Unsupervised Transcription of Historical Documents


November 6, 2013


Printing-press era documents are difficult for OCR systems to transcribe because these documents are extremely noisy. However, the noise originates from processes that are causally understood. For example, thickened glyphs are caused by over-inking, and vertical offset is caused by slop in a mechanical baseline. We present a generative probabilistic model, inspired by historical printing processes, for transcribing images of documents from the printing press era. By jointly modeling the text of the document and the noisy (but regular) process of rendering glyphs, our unsupervised system is able to decipher font structure and more accurately transcribe images into text. Overall, our approach gives state-of-the-art results on two datasets of historical document images.


Taylor Berg-Kirkpatrick

Taylor Berg-Kirkpatrick is a 5th year graduate student in computer science at the University of California, Berkeley.
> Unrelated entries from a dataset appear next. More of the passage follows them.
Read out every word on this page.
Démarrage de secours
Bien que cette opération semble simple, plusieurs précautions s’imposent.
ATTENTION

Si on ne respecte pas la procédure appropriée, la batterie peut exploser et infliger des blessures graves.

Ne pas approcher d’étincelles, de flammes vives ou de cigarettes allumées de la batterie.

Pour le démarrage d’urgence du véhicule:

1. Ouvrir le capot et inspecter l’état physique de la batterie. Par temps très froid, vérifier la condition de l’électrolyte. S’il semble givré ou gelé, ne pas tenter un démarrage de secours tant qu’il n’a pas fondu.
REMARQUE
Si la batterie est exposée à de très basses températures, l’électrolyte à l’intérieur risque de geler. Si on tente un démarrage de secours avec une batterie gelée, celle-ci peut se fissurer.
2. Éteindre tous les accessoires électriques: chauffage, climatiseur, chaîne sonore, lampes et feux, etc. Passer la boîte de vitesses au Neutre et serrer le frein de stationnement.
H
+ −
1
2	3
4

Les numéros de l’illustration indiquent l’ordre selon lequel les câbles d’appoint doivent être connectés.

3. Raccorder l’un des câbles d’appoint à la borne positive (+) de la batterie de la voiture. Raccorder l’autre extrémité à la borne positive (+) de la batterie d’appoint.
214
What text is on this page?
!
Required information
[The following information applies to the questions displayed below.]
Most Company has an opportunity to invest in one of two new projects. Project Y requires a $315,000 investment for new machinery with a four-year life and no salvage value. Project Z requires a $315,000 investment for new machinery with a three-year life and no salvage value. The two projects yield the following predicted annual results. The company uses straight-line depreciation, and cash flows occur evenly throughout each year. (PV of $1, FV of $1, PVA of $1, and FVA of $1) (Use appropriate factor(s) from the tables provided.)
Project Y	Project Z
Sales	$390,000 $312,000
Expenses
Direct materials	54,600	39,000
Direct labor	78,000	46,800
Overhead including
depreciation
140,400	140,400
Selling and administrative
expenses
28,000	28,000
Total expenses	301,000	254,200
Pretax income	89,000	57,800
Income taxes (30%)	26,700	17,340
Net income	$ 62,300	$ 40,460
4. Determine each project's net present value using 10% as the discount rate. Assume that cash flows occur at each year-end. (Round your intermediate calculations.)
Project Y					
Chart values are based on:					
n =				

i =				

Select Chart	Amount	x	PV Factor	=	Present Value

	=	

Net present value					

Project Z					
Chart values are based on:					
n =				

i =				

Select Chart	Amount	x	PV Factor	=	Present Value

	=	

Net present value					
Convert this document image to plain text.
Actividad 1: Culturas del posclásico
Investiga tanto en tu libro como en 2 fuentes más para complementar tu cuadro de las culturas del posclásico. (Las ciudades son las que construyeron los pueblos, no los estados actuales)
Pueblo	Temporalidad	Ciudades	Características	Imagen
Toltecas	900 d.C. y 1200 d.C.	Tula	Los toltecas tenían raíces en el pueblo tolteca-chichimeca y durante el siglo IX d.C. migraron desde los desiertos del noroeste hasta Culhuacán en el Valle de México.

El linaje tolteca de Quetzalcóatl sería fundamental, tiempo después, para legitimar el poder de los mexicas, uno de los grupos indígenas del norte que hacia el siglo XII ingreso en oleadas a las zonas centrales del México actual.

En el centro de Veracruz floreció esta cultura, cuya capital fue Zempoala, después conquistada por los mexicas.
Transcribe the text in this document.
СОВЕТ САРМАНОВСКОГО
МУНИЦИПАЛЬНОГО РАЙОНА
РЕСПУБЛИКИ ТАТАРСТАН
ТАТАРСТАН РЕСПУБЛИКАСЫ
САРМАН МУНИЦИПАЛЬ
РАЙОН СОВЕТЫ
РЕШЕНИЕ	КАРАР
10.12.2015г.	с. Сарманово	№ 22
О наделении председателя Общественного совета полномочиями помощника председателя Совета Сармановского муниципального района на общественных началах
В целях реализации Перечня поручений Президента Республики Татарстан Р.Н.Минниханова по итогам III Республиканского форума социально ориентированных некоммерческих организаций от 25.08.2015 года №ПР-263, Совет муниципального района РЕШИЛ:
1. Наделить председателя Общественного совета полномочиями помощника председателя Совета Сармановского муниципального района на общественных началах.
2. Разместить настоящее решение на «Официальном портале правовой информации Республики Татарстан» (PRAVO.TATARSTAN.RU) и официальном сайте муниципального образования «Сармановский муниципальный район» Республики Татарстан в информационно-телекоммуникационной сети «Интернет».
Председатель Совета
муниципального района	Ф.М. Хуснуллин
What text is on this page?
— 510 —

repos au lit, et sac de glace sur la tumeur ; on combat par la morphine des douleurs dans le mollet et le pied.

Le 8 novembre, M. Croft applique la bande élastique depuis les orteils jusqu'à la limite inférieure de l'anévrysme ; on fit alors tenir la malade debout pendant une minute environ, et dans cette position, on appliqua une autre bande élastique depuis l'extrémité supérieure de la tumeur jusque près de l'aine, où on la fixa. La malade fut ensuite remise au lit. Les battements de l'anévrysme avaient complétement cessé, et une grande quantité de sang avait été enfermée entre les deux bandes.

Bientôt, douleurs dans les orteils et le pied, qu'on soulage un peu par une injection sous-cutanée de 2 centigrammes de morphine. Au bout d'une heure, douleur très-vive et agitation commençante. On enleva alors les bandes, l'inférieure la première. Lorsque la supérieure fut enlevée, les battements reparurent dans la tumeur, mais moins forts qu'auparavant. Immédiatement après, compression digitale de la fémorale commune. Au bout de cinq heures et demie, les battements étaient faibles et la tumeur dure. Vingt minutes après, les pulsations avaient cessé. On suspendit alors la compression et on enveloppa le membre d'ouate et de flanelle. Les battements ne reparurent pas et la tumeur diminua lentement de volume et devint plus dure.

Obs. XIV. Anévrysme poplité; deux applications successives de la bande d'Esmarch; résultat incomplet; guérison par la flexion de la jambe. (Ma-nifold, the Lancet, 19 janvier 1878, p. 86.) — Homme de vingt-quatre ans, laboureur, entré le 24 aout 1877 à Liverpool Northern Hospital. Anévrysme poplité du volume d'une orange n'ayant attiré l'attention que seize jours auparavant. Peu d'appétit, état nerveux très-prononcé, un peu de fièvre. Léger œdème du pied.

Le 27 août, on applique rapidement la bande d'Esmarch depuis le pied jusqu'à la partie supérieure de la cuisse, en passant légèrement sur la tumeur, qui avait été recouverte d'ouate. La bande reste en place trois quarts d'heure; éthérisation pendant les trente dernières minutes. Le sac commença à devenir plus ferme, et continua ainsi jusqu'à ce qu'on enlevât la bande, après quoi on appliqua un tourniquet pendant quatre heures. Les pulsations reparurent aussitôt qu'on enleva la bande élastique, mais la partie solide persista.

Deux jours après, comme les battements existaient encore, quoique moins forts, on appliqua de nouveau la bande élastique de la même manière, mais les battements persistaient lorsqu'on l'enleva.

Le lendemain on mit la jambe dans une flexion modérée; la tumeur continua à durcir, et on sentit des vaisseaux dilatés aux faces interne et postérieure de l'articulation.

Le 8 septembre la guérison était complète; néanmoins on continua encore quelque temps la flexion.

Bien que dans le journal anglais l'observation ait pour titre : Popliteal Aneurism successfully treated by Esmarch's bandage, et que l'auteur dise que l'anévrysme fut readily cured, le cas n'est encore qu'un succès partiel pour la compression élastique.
He works with professor Dan Klein on applying unsupervised learning techniques to natural language problems. Taylor completed his undergraduate degree in mathematics and computer science at Berkeley as well, where he won the departmental Dorothea Klumpke Roberts Prize in mathematics. As a graduate student, Taylor has received both the Qualcomm Innovation Fellowship and the National Science Foundation Graduate Research Fellowship.